Cracks can enhance water infiltration and induce preferential flows (Zhang et al., 2014), making water one of the most important factors limiting karst forest development (Zhang et al., 2018; Liu et al., 2020). Preferential flow, generated by the rapid penetration of moisture through soil pore channels, is a nonuniform and unstable water flow (Bouma and De Laat, 1981; Sheng et al., 2014). Crack properties including configuration, orientation, inclusion, angle, depth, and volume can affect water distribution and preferential flow (Zhao et al., 2014). For example, the configuration of a linear crack has a high saturated hydraulic conductivity compared with other shapes and thus develops preferential flow (Liu and She, 2020), whereas regular rectangular crack networks made of steel sheets generate preferential flow only under high-intensity precipitation or irrigation conditions (Zhu et al., 2018). Inclusions within soil cracks are normally coarse particles and rock fragments in karsts (Chen et al., 2011). Although cracks and fissures in nature exist with complex combinations of properties (Zhang et al., 2014; Zhu et al., 2020), the small-scale control of the preferential flow of isolated cracks is critical for water loss in soil-epikarst zones (Liu and She, 2020).
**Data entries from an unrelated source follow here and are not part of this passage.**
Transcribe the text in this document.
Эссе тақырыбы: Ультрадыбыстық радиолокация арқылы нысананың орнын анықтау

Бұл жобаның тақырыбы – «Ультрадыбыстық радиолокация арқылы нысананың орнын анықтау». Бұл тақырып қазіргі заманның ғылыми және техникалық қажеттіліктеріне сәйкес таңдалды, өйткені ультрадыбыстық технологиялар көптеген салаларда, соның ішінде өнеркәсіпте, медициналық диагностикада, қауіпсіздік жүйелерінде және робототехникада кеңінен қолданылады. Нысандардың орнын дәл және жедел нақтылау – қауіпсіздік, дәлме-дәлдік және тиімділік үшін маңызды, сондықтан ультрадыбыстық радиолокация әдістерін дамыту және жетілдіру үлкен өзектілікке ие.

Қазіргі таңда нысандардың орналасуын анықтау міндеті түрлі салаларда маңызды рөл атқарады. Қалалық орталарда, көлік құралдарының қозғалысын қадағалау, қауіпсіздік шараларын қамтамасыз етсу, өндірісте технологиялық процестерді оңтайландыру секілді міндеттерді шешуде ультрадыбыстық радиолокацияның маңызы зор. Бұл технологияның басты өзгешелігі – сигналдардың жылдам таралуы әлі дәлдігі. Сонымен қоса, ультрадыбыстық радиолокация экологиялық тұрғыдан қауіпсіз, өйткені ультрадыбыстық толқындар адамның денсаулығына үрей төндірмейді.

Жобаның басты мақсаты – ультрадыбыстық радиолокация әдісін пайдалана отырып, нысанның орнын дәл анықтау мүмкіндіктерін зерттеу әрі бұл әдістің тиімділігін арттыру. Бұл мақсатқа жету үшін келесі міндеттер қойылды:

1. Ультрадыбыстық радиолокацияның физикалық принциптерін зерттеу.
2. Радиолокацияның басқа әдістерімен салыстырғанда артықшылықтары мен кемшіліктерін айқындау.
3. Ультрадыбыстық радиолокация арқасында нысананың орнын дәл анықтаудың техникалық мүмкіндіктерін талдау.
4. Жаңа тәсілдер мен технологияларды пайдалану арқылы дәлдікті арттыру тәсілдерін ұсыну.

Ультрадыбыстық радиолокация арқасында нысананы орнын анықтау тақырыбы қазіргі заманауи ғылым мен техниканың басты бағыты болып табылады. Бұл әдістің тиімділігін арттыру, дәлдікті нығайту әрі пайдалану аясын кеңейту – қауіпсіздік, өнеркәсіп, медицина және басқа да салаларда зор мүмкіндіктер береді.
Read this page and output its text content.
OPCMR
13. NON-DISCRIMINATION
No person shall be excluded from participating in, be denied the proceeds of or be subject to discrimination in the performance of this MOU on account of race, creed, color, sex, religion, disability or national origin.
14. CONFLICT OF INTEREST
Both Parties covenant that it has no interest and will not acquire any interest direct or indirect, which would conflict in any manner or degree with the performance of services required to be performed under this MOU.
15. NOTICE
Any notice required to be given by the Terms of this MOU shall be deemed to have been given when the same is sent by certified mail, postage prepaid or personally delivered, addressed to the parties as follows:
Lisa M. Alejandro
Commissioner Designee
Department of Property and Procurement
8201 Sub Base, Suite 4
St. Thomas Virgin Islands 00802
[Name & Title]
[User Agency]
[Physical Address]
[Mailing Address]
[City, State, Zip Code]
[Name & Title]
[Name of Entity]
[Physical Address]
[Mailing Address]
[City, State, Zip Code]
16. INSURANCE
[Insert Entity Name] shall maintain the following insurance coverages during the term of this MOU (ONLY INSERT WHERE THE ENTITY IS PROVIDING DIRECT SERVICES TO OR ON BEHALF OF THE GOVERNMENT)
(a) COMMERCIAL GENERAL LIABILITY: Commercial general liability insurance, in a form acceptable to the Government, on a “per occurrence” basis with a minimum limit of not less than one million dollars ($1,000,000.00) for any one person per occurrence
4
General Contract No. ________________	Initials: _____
Preferential flow visibility is usually achieved by Brilliant Blue FCF (C.I. Food Blue 2), which is a tracer that marks the area where stained water flows (Bouma and De Laat, 1981; Hagedorn and Bundt, 2002) and traces the flow paths to reveal soil profile characteristics (Hagedorn and Bundt, 2002; Sheng et al., 2009). Recently, ground-penetrating radar (GPR) has been successfully applied to karsts to reveal structural information about the subsurface and transform invisible geological features into trended signals (Estrada-Medina et al., 2010; Fernandes et al., 2015), thereby providing more detailed information about soil profiles. GPR can accurately locate soil cracks and identify crack widths as low as 1–2 mm (Levatti et al., 2017). The combination of‘ time-lapse GPR surveys and infiltration experiments has revealed channelling soil water characteristics (Di Prima et al., 2022). However, the combination of field-based GPR data and lab-based infiltration experiments on crack properties has not been tested to generalise the flow infiltration process.
To clarify whether soil cracks enhanced preferential flow and effected infiltration processes, a case study approach was chosen. GPR was applied to physically identify the natural soil cracks and place “manmade cracks” in transparent Plexiglas columns to observe infiltration over time. This study aimed to i) identify the soil crack properties through GPR envelopes with excavated pedons; ii) evaluate the effects of crack inclusion, width, and configuration on infiltration processes and preferential flow; and iii) discuss the preferential flow characteristics caused by different cracks to further explore the infiltration mechanism in karsts.